Sondheim & Marsalis surprises, Gentleman’s Guide dies metaphorically, and Ethan Hawke’s Macbeth dies quite literally.
A Bed And A Chair (3 ½ stars)
A Gentleman’s Guide to Love & Murder (4 stars)
Macbeth (1 star)
Could Stephen Sondheim’s art and Wynton Marsalis’ artistry get in a room together and not kill each other? Surprisingly, the answer in A Bed And A Chair: A New York Love Story (Nov 13-17 at City Center) was a resounding ‘yes’. From time to time you wondered ‘what does it mean’ and ‘where is it going.’ But, ultimately, the music lovers in us didn’t care. The glorious arrangements were a fifth star of the show, along with the ageless Bernadette Peters, handsome Norm Lewis, up-and-coming jazz phenomenon Cyrille Aimee, and the boyishly hunky Jeremy Jordan. The 14-piece ‘Jazz at Lincoln Center Orchestra with Wynton Marsalis’ played magnificently (sometimes too loudly, covered the singers) and four wonderful dancers also joined the stars. Including effective projections that highlighted New York City, A Bed And A Chair was arty, unnecessary and I kind of loved it.

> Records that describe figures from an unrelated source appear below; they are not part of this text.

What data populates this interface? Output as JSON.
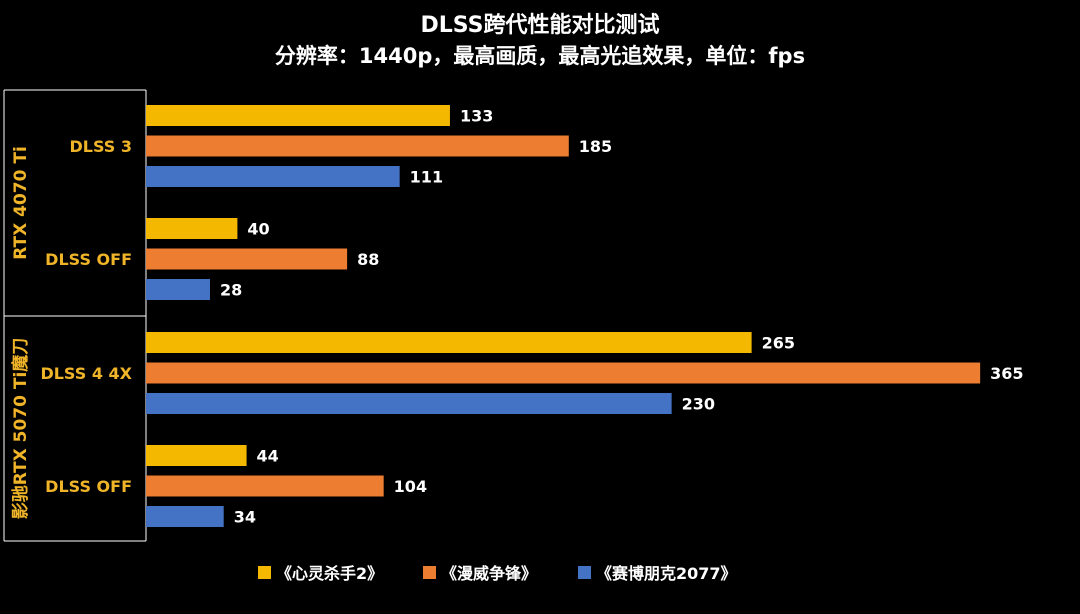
{
  "chart_data": {
    "type": "bar",
    "orientation": "horizontal",
    "title": "DLSS跨代性能对比测试",
    "subtitle": "分辨率：1440p，最高画质，最高光追效果，单位：fps",
    "gpus": [
      {
        "name": "RTX 4070 Ti",
        "groups": [
          {
            "label": "DLSS 3",
            "values": [
              133,
              185,
              111
            ]
          },
          {
            "label": "DLSS OFF",
            "values": [
              40,
              88,
              28
            ]
          }
        ]
      },
      {
        "name": "影驰RTX 5070 Ti魔刀",
        "groups": [
          {
            "label": "DLSS 4 4X",
            "values": [
              265,
              365,
              230
            ]
          },
          {
            "label": "DLSS OFF",
            "values": [
              44,
              104,
              34
            ]
          }
        ]
      }
    ],
    "series": [
      {
        "name": "《心灵杀手2》",
        "color": "#f5b800"
      },
      {
        "name": "《漫威争锋》",
        "color": "#ed7d31"
      },
      {
        "name": "《赛博朋克2077》",
        "color": "#4472c4"
      }
    ],
    "xlim": [
      0,
      375
    ],
    "grid": false,
    "legend": "bottom",
    "colors": {
      "background": "#000000",
      "label": "#f0b429",
      "text": "#ffffff",
      "frame": "#ffffff"
    }
  }
}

Based on the 1949 black comedy Kind Hearts and Coronets that starred Alec Guinnes (for which they couldn’t obtain the rights) and Roy Horniman’s original, 1907 book, Israel Rank: The Autobiography of a Criminal (for which they could), we now have its new musical version, A Gentleman’s Guide to Love & Murder. It’s great fun to watch Monty Navarro, a charming Bryce Pinkham, murder his way through eight relatives, all played by the brilliantly over-the top Jefferson Mays, in order to better his place in the line of succession to become the next Earl of Highhurst. The sprightly score, with tuneful music by Steven Lutvak, a devilish book by Robert L. Freedman, and intricately clever lyrics by both Lutvak and Freedman, give A Gentleman’s Guide… the flavor of a whimsical, British trifle – but getting there is everything in this delightful, new musical that also spotlights the talents of Lisa O’Hare and Lauren Worsham, two gifted singers and comediennes, both vying for the affections of the rakish Monty. Who will he choose? Will he be caught? Lucky for you, the answers are just a ticket away. In a season bereft of new musical entries, A Gentleman’s Guide to Love & Murder is poised to be a hit!
Blessed with so much extraordinary Shakespeare this season (the Shakespeare’s Globe’s Twelfth Night and Richard III, TFANA’s Midsummer Night’s Dream, etc.) being forced to endure Jack O’Brien’s stupefying Macbeth starring a ludicrously cast Ethan Hawke seems like penitence, indeed. You need to know only one thing about this woefully misguided production: don’t go! There’s simply too much else to see – or wait for Kenneth Branagh’s Macbeth next summer.